Two weeks later, on November 28, Kayirere was sentenced to a month in jail for – like hundreds of other Rwandan nationals before her – being in the country "illegally”.

She was detained at Kaweri Prison in Mubende District.

After serving her sentence she was released and she immediately went to Kasambya to reclaim her baby.

However, on getting there, Kayirere was told that her child had died. She was devastated.

"The judge released me but when I went to pick my ID, phone and baby, police arrested me again,” said the distraught mother.

"I begged them to give me my kid but they refused. I was dumped [at the border] without my baby,” she said.

Ugandan authorities had given her documents regarding the baby’s death. However, the documents that included a post-mortem report had different names and age to that of Kayisire.

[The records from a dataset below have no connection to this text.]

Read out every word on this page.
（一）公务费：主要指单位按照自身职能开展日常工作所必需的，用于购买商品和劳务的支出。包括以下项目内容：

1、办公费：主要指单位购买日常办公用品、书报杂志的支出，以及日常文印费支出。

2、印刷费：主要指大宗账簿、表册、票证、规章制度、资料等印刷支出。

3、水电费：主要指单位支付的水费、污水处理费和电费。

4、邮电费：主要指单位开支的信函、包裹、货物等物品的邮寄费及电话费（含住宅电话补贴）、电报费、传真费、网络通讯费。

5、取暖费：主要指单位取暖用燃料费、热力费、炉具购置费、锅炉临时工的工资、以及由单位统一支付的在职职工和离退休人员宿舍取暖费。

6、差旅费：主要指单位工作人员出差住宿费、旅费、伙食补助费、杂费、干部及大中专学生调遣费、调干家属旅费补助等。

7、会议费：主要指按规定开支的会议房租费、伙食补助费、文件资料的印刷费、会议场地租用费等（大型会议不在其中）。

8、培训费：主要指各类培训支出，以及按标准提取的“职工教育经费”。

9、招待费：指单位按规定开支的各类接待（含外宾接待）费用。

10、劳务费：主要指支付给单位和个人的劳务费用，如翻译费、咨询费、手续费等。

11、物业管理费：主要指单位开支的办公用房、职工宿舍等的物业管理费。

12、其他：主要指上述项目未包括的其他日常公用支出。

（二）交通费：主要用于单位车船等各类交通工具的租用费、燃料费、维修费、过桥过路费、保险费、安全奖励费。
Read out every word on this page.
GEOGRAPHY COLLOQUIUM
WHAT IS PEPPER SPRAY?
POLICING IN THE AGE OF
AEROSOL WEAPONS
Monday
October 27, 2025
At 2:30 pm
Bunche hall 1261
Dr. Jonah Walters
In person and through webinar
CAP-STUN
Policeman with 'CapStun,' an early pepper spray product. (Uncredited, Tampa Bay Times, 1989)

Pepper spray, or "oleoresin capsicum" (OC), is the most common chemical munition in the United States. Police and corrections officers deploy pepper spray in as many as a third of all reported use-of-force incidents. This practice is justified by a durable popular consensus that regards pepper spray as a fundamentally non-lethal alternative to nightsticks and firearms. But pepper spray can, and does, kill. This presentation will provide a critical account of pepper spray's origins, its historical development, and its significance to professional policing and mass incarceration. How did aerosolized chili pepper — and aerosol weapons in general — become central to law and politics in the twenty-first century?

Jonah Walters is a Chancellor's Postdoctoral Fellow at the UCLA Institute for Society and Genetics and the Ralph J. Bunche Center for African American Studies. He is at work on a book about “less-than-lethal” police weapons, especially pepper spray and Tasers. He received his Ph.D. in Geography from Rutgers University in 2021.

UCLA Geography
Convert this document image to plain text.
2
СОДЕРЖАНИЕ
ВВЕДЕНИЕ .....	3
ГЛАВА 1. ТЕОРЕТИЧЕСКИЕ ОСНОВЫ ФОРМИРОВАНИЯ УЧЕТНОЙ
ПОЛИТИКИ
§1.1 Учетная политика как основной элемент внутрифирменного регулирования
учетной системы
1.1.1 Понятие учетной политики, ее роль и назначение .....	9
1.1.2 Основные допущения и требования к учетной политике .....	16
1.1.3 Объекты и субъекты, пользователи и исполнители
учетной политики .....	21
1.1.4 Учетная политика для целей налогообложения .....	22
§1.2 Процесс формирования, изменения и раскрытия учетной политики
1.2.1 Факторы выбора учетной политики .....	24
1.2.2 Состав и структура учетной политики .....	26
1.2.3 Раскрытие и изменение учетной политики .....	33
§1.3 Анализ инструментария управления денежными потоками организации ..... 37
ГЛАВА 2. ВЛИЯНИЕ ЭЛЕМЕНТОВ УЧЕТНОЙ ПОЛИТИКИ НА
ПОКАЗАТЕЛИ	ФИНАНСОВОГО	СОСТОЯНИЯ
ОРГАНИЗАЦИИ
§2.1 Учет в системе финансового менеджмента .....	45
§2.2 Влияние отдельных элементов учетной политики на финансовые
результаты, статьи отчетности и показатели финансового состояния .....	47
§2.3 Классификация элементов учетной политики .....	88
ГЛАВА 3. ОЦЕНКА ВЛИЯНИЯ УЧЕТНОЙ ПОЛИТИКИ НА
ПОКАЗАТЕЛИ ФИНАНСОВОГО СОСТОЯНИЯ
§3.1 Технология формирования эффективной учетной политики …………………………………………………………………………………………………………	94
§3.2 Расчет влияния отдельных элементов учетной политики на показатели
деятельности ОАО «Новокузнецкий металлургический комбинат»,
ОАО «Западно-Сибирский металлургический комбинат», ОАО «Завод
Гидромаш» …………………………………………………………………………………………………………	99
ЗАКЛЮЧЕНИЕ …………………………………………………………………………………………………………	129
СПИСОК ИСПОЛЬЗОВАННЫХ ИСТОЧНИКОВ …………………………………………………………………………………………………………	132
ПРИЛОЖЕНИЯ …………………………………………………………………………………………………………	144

When the mother insisted on knowing the whereabouts of her child, the Ugandan police threatened to kill her.  

While Kayirere’s baby is called Joanna Imanirakiza, the names on the post-mortem documents she was given were Rebecca Birungi, a four months old child belonging to someone else.

Up to today, the desolate mother still believes that her child is alive.

With a conviction that there was a mix-up, intentional or otherwise, the mother appealed to the Rwandan officials for help.

We understand Justice Minister Johnston Busingye has written to his Ugandan counterpart – Attorney General William Byaruhanga, calling for proper investigation to ensure the mother gets reunited with her baby, whom she strongly believes is still alive.

Busingye, our sources have intimated, has also furnished his counterpart will all the documentation, including the referral form that saw the baby temporarily transferred to the children’s facility and the fake post-mortem report.